Lily closed her eyes. Never in her life had she been livid at anything. She couldn’t summon the feeling. Something could fester inside her, but the minute it rose to the surface it was converted into helpless tears. There was something hopeless about it all, something that attached itself to her whole being; she couldn’t scream and fight, couldn’t get angry as others grew angry when they’d been violated. She just curled into a ball in the corner and licked her wounds. I’m a victim, she thought. I’d go to the slaughterhouse of my own volition, if anyone asked me to.

‘Yes, well,’ she said aloud, ‘everyone is entitled to their opinion. The most important thing is that we’re better people than he is.
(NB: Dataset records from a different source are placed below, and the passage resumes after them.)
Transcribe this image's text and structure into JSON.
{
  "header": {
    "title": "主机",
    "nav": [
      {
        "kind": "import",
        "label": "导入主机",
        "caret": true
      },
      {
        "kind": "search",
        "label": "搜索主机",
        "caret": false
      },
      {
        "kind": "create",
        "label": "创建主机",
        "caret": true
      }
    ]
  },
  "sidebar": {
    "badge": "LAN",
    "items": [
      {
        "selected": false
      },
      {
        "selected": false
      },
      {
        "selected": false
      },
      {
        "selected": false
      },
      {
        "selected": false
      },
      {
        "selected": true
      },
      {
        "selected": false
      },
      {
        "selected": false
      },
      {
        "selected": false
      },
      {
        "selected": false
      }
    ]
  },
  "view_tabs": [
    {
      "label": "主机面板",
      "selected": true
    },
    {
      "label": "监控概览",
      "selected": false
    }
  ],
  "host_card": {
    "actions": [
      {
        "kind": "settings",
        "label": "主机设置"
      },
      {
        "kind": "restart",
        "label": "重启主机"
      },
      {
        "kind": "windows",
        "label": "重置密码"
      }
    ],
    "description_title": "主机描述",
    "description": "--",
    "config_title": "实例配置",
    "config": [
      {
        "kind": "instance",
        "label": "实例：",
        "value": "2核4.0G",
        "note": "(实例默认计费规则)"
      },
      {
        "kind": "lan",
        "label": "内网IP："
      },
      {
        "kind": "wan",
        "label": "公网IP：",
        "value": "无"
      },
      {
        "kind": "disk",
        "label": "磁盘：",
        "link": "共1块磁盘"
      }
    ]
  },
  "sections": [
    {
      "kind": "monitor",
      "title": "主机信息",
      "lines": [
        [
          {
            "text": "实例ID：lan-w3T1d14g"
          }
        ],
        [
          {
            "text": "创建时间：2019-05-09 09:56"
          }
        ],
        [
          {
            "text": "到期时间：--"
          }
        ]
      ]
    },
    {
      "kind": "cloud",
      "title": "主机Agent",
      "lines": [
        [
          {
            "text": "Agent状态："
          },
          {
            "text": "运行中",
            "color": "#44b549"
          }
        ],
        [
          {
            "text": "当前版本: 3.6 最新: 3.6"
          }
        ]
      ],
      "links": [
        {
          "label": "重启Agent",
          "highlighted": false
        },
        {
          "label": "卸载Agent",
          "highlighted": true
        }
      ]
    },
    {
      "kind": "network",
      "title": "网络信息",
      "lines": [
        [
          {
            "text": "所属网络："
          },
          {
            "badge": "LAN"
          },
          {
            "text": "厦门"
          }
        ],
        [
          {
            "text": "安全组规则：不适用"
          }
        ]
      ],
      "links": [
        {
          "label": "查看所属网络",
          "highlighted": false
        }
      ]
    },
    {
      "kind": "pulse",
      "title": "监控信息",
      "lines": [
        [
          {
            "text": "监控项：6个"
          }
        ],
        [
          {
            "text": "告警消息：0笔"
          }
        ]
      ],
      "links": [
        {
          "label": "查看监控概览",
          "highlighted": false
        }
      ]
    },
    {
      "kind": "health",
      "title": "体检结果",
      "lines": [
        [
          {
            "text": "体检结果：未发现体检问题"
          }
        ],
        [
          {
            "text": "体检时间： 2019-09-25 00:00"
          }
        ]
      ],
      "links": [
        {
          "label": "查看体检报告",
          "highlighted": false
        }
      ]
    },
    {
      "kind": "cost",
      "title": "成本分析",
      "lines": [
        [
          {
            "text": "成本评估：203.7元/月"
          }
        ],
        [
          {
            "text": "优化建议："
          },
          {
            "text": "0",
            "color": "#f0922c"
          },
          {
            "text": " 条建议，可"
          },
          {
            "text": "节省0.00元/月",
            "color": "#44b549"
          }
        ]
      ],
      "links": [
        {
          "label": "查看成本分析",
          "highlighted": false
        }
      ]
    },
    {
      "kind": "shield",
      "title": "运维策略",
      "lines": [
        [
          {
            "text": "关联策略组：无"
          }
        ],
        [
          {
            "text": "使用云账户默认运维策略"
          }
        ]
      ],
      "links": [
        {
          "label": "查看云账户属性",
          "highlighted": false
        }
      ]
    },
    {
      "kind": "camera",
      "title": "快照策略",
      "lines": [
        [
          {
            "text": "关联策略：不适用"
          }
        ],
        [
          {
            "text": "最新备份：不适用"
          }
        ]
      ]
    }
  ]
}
That we demonstrate the fact by letting the authorities handle it.’

‘But they only go so far.’ He looked at her with narrow eyes. ‘What should we do if they don’t catch him?’

Lily cradled Margrete in her arms. ‘There’s nothing we can do about it,’ she said.

Chapter 14

Hannes and Wilma Bosch had lived in Norway for fifteen years, and they had built a large log cabin on the road to Saga. At the front of the house was a porch, and on the porch was a hammock with floral cushions. Little Theo rocked in the hammock. Theodor Bosch had just turned eight. One of his biggest heroes was the Transformer Optimus Prime, a robot which, through some quick hand movements, turned into a truck. The other hero in his life was the explorer Lars Monsen. Theo had Lars Monsen on DVD, on a poster above his bed, on his bookshelf and on the brain. In his room he even had a thick, life-sized cardboard cut-out of Lars Monsen. At the bookshop in Kirkeby he had begged for it, and he had carried it all by himself down the long escalator to the car. That figure of the well-known explorer was the first thing Theo saw when he opened his eyes in the morning. Lars Monsen with the crazy hair and the narrow eyes. At night he dreamed he had the same fishing rod as Lars Monsen, the same tent and same canoe. He dreamed he paddled across the waters and down the stream with a rifle over his shoulder and a knife on his belt. Dreamed he trekked across icy lakes, warmed his hands by a fire and cooked trout over the flames. Tore the fish from the bones with sharp, savage teeth.

But Theo was a thin eight-year-old, and it would be many years before he’d be an adult and could take up the life of the wilderness. Daydreaming, though, he was good at daydreaming. His imagination knew no boundaries, and sometimes it took him to remote and strange places while the rest of him was safe among the hammock’s pillows. He swung and swung. He wore khaki shorts; his knees were round and white, like freshly scrubbed potatoes. His mother, Wilma, prepared a meal in the kitchen. Her body was strong and hefty and seemed infinitely safe. She was as solid as the big oak cabinet in the living room, the wooden bench in the kitchen, the nails in the wall.